Lastminute.com announces plans to create large retail spaces in urban centres across the UK. A spokesperson says, “This is a radical new way to create relationships with users – or ‘customers’ as we call them. We’ve invented a new term for these large, real-life interaction centres: ‘shops’.”

Autumn

Inspired by calls for the design industry to promote a new generation of leaders and innovators, the Design Business Association starts discussions on whether plans should be made to possibly create a strategy to invite some of the industry’s most forward thinking practitioners to lecture, maybe. Raymond Loewy, William Morris and French “new wave poster designer” Henri de Toulouse-Lautrec are contacted.

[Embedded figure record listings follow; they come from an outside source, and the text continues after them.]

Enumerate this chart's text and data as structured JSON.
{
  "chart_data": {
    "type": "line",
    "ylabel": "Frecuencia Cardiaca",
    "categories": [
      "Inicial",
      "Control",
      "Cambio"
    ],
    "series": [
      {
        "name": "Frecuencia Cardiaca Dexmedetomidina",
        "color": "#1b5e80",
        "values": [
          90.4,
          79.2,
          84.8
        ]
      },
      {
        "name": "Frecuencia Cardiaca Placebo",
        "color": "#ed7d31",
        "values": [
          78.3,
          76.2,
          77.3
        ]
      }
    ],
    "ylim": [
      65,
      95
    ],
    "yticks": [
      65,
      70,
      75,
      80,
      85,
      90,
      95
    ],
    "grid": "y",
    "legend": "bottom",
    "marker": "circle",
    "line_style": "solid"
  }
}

The Government minister for Design and Cool Creative Stuff That Makes New Labour Look Contemporary announces that Battersea Power Station will be transformed into a Tate Modern-style venue where people can experience British design excellence. Initial plans are to turn the building upside down to create a giant table incorporating a 12 500-seat Conran restaurant.

However, the Government decides to scale its plans down and sells the site to Sainsbury’s, which will build a megastore there. “Think of it as a living museum of contemporary packaging and retail design,” says a Government minister. Asked whether this, together with the smaller scale of the Wembley project, represents lack of ambition in the area of public developments, the minister replied: “Not at all, and rumours that all that empty space at the Tate Modern will be turned into executive penthouses are very wide of the mark”.

Winter

Lastminute.com dumps its website, drops “.com” from its name and concentrates on its “shops”. A spokeswoman says: “We are pioneering a revolutionary way for people to buy things, using exciting new media platforms such as shelves and counters and high-end transaction and fulfilment technology such as tills and paper bags. We have seen the future of retail and it is truly exciting.”